[EM] One man, one vote and Approval: Pragmatic Approach

Bart Ingles bartman at netgate.net
Sat Jul 27 19:28:24 PDT 2002


It seems clear that Craig has not yet grasped the concept of approval
voting, and doesn't understand why others might favor it.  Nobody here
who advocates approval voting does so for multi-seat elections.  Since
Craig's example is for a 3-seat election, the rest of his argument is
moot.

That aside, if there were a single-seat approval election with 45
candidates, each voter would be casting 45 votes (some to 'approve', and
the rest to 'not approve').  Under approval voting, checkmark is not the
same thing as a vote-- it is only one possible value for a vote.  Like a
one and a zero are possible values for a bit.
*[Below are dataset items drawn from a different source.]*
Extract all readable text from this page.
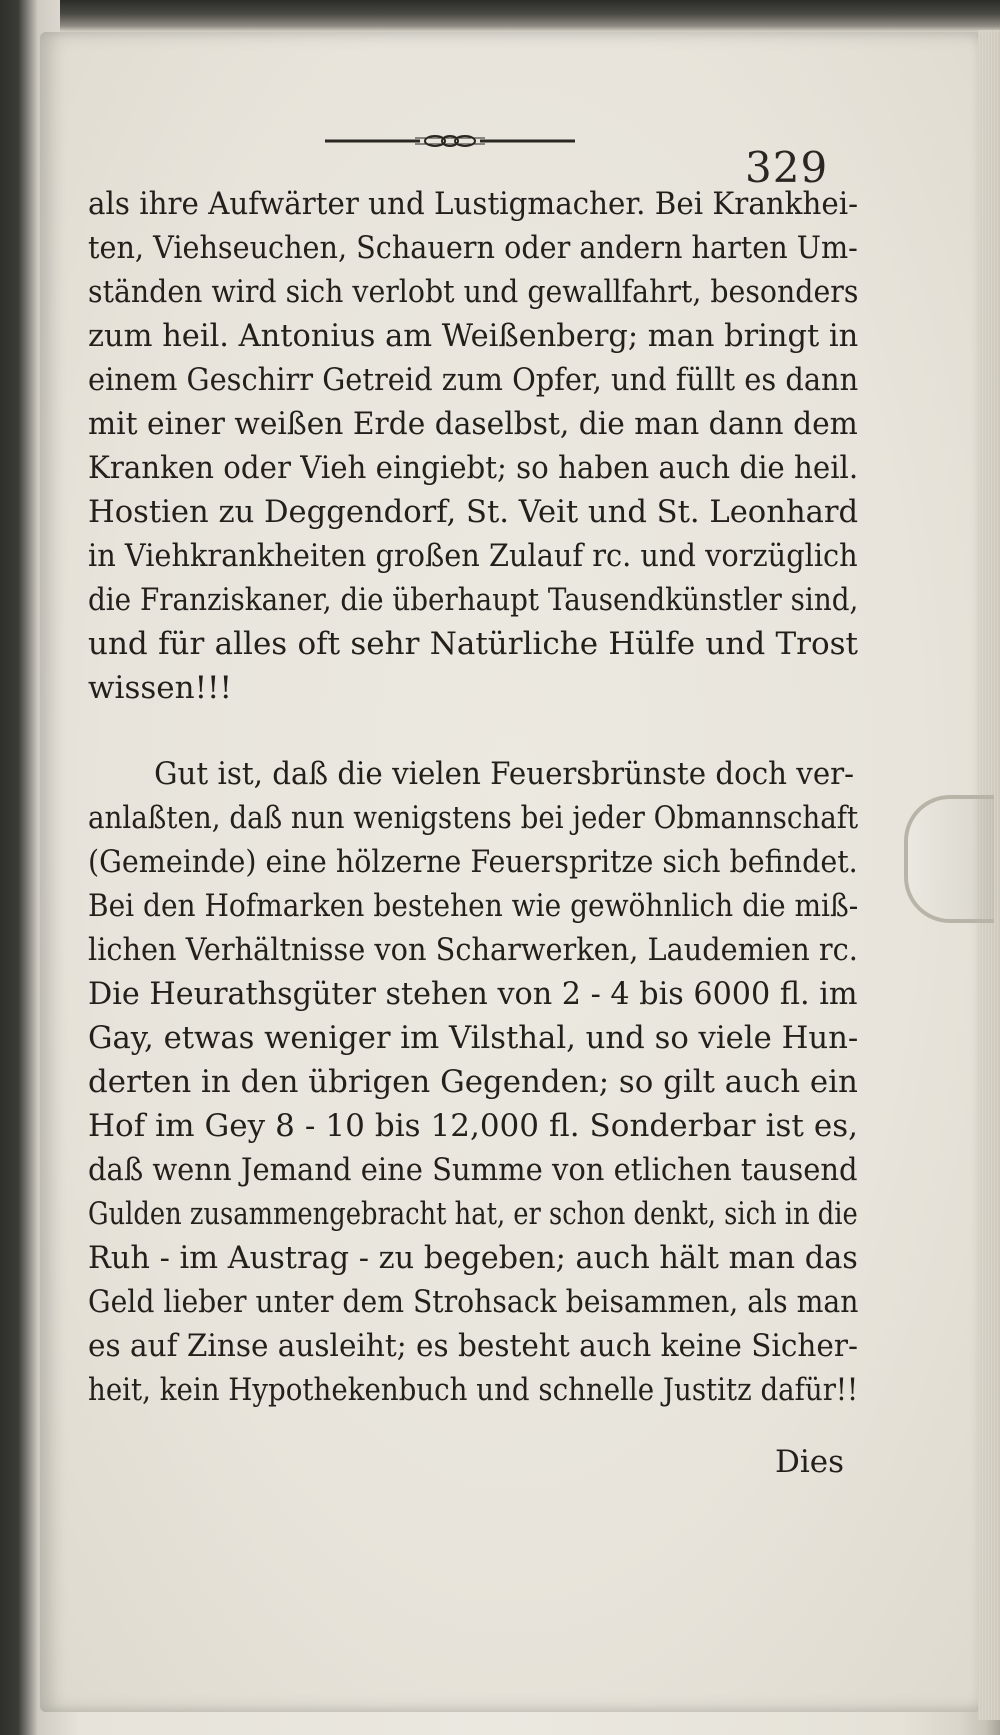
329
als ihre Aufwärter und Lustigmacher. Bei Krankhei-
ten, Viehseuchen, Schauern oder andern harten Um-
ständen wird sich verlobt und gewallfahrt, besonders
zum heil. Antonius am Weißenberg; man bringt in
einem Geschirr Getreid zum Opfer, und füllt es dann
mit einer weißen Erde daselbst, die man dann dem
Kranken oder Vieh eingiebt; so haben auch die heil.
Hostien zu Deggendorf, St. Veit und St. Leonhard
in Viehkrankheiten großen Zulauf rc. und vorzüglich
die Franziskaner, die überhaupt Tausendkünstler sind,
und für alles oft sehr Natürliche Hülfe und Trost
wissen!!!
Gut ist, daß die vielen Feuersbrünste doch ver-
anlaßten, daß nun wenigstens bei jeder Obmannschaft
(Gemeinde) eine hölzerne Feuerspritze sich befindet.
Bei den Hofmarken bestehen wie gewöhnlich die miß-
lichen Verhältnisse von Scharwerken, Laudemien rc.
Die Heurathsgüter stehen von 2 - 4 bis 6000 fl. im
Gay, etwas weniger im Vilsthal, und so viele Hun-
derten in den übrigen Gegenden; so gilt auch ein
Hof im Gey 8 - 10 bis 12,000 fl. Sonderbar ist es,
daß wenn Jemand eine Summe von etlichen tausend
Gulden zusammengebracht hat, er schon denkt, sich in die
Ruh - im Austrag - zu begeben; auch hält man das
Geld lieber unter dem Strohsack beisammen, als man
es auf Zinse ausleiht; es besteht auch keine Sicher-
heit, kein Hypothekenbuch und schnelle Justitz dafür!!
Dies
If you have two computers containing 20 GB hard drives, and initialize
one drive to contain all one bits, and the other to contain all zero
bits, do the two computers now contain different amounts of data?  Did
the drive containing all zeros vanish from existence when the last byte
was written?



Craig Carey wrote:
> 
> EXAMPLE showing Approval will get rejected by voters (if politicians
> pass it):
> 
>    1. Suppose that there are 45 candidates.
>    2. The number of seats to be filled equals 3. (3 winners).
>    3. Suppose that the latest poll data indicates that 14-20 of the
>        candidates running a close contest.